My current UHD files are putting out typical bitrates of 70 Megabits/sec (or 8.75 Megabytes) and occasionally as high as 100 Megabits/s (or 12.5 Megabytes). Transfer speed with USB 2 is frequently stated as 480 Megabit/s (60 Megabytes), but this is measured at the controller, and is not the actual data transfer speed. The few posts I have found of actual test results indicate typical transfer speeds of 25 Megabytes, which is twice the required bitrate for the 4k movies. It appears that USB 2.0 is up to the task.

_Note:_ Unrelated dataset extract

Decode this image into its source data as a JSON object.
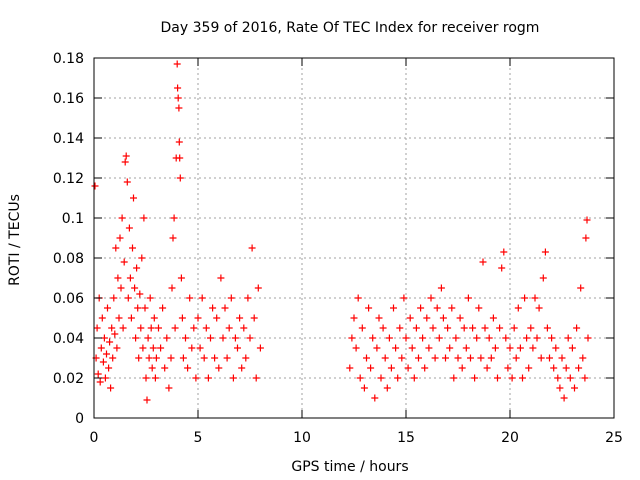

Can anyone currently using a USB 2.0 4K TV with an External USB 3.0 HDD (correctly formatted for the specific TV) as a source, let me know if they are satisfied, or if I should ONLY consider USB 3 equipped TVs?


----------



## moinakg (Jan 3, 2022)

I recently procured a Sony A80J which is in the price range you mention. There is also the more expensive A90J which is a step up in terms of panel brightness and picture pop. However, I found the A80J plenty bright even in my living room with one wall entirely of glass with bright diffuse sunlight.
Anyway, the TV has 2 USB 2.0 and one USB 3.0 ports. To test, I have watched the 2160p Dolby samples (Dolby Trailers - The Digital Theater) containing uncompressed Dolby TrueHD 7.1 audio streams on a USB 2.0 port from a thumb drive without problems. I used Kodi as the player.


----------



## mccauley (Dec 31, 2021)

moinakg said:


> I recently procured a Sony A80J which is in the price range you mention. There is also the more expensive A90J which is a step up in terms of panel brightness and picture pop. However, I found the A80J plenty bright even in my living room with one wall entirely of glass with bright diffuse sunlight.
> Anyway, the TV has 2 USB 2.0 and one USB 3.0 ports. To test, I have watched the 2160p Dolby samples (Dolby Trailers - The Digital Theater) containing uncompressed Dolby TrueHD 7.1 audio streams on a USB 2.0 port from a thumb drive without problems. I used Kodi as the player.


Thanks, Rob. This helps my decision process immensely.

Although 2.0 is adequate for this purpose, considering the cost difference - which I can't imagine is much - between USB 2 and 3 ports, I wonder why they didn't go with 3x3.0 ports? This has been the standard for quite a long time, hasn't it?


----------